Sauber gemeistert, mit Überlegung und Nachdruck alles zum Guten gewendet.
Seehr erfahrende Laborratten – was kann jetzt noch passieren?

Joachim
Juli 7th, 2015 at 1:19 am

….Euch bleibt echt nichts erspart. Aber jetzt, wo der Kahn dicht ist, sollte es auch gut sein. Bin mal gespannt, ob wir uns noch sehen…viel Spaß auf den nächsten Meilen, Joachim (atanga.de)

Klaus
Juli 6th, 2015 at 10:16 am

Hallo,
da wünsche ich euch nach so vielen Tiefs endlich mal schöne (Azoren- ) Hochs.
Viele Grüße vom Flipper
Klaus

Ludger
Juli 6th, 2015 at 8:47 am

Handwerk hat goldenen Boden … und hanseatische Kaufmannschaft oder das alte „ein Mann (Frau, gab es damals noch nicht so) ein Wort“ sind in Zeiten von IAS, US GAAP außer Mode!
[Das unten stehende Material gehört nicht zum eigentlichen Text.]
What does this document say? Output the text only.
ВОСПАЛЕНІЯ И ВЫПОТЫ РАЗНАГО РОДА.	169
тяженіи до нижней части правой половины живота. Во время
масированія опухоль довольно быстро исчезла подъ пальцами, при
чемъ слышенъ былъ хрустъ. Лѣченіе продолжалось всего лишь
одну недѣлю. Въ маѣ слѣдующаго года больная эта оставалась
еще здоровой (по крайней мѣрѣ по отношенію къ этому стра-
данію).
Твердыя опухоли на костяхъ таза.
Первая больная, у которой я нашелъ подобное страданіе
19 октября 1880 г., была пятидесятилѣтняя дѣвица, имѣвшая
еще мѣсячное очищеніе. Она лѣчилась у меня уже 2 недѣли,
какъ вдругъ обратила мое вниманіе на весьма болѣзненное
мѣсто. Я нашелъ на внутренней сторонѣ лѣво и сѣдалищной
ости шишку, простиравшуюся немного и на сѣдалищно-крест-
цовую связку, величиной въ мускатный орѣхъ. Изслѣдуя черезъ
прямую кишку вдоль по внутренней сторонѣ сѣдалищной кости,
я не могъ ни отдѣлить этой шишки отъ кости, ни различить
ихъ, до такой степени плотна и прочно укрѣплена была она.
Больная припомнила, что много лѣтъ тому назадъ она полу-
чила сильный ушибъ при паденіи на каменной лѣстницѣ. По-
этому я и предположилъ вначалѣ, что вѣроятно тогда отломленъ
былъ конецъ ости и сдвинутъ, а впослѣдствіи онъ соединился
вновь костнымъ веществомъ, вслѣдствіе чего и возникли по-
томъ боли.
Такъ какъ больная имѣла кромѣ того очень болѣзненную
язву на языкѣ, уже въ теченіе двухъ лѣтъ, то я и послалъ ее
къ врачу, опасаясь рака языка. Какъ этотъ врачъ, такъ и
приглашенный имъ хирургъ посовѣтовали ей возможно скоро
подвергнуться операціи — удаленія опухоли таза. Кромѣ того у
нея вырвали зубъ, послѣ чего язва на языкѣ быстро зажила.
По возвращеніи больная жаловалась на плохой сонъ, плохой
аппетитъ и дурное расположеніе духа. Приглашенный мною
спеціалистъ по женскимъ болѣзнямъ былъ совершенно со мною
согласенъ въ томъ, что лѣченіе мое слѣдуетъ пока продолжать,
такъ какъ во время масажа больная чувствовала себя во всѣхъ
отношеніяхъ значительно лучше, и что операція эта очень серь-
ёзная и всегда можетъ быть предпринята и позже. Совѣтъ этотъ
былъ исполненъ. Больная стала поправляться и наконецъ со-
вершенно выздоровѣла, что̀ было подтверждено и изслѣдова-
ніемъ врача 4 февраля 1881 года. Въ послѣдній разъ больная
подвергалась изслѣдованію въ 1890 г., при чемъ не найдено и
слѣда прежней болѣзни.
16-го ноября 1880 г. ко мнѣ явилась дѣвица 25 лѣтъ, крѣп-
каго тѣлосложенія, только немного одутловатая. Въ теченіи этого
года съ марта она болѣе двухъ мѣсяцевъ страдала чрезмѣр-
Grüße vom alt bewährten, durch und durch altertümlich handelsrechtlich geprägten Schreibtisch, Ludger

Sven
Juli 4th, 2015 at 12:44 pm

Am Ende wird alles gut. Und wenn es nicht gut ist, dann ist es noch nicht das Ende.

Kopf hoch und Ohren steifhalten!

Silke
Juli 4th, 2015 at 1:45 am

Oh ihr Armen! Ganz bestimmt ist jetzt für den Rest eurer Reise alles gut! Erholt euch gut und behaltet euren Optimismus! Drücke euch!